Middlebury’s ED strategy changed a few admissions cycles ago. The percentage of the class admitted early has risen significantly since 2019.
For the class entering fall 2019, they admitted 372 of 831 ED applicants. That same year, they took 111 kids off the waitlist.
In fall 2020, they admitted 392 of 838 ED and took 104 off the waitlist.
In 2021, they admitted 425 of 923 ED and took 2 off the waitlist.
In 2022, they admitted 439 of 1039 ED and took 12 off the waitlist.
We don’t have the full CDS for 2023, but we know they took 516 of 1,326 ED. We don’t yet know how many were accepted from the WL.
Middlebury has struggled with over enrollment for the past few years—in a way that most peers have not. The student body hit a high of nearly 2,900 students—ideal enrollment is 2,500. This was partly due to uncertainly around the pandemic and students taking leaves of absence. They had to pay students $10,000 to stay away.

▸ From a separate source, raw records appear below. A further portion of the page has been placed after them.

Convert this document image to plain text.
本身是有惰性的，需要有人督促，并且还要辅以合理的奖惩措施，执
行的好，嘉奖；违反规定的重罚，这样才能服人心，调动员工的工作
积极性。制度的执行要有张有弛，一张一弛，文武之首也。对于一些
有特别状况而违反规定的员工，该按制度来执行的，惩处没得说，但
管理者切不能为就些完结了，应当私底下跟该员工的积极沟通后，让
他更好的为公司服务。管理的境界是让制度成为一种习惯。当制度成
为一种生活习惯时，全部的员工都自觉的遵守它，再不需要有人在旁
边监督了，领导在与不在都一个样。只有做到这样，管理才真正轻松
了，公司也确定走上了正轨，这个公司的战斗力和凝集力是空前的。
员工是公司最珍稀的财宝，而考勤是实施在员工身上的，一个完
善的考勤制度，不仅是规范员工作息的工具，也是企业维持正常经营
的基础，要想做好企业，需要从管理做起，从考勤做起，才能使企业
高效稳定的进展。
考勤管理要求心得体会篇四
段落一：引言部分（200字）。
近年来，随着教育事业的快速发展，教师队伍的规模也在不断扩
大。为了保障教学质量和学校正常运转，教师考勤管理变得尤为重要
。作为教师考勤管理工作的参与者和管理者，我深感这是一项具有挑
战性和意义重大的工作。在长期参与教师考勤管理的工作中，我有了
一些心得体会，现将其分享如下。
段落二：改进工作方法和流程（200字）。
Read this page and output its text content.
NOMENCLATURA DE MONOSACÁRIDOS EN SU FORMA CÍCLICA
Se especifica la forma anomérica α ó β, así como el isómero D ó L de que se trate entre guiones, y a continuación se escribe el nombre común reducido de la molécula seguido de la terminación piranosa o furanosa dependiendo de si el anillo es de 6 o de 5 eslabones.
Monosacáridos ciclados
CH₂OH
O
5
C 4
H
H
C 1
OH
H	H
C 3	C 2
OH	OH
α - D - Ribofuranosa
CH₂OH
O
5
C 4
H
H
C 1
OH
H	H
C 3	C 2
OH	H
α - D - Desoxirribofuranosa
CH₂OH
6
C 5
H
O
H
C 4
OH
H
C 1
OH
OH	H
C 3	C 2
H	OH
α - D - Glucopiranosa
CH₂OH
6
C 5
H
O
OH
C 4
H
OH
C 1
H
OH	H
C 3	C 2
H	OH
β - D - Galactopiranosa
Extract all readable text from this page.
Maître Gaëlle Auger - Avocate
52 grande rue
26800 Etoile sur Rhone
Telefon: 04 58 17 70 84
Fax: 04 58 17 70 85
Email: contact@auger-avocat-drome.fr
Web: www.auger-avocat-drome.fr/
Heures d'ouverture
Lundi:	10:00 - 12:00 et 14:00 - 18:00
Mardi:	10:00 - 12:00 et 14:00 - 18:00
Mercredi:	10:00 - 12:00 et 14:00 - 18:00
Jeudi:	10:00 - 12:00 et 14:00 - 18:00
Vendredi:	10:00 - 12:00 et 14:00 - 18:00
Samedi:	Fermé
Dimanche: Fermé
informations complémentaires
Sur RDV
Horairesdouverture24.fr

What I deduce is that Middlebury cannot afford the uncertainly around an unpredictable yield, so is using ED to stabilize enrollment until things return to normal. Indeed, the latest predictions are that enrollment will return to ~2,500 by next year. It’ll be interesting to see if they continue to prioritize ED to manage enrollment, or return to the pre-2021 strategy of relying more heavily on the waitlist to manage the class size. Just my two cents.
Rejected, but expected. It was a long shot. Her stats and ecs are not as high as s22 who was lucky enough to get in RD and is very happy there. He suggested she try anyway, but it was a super-reach for her.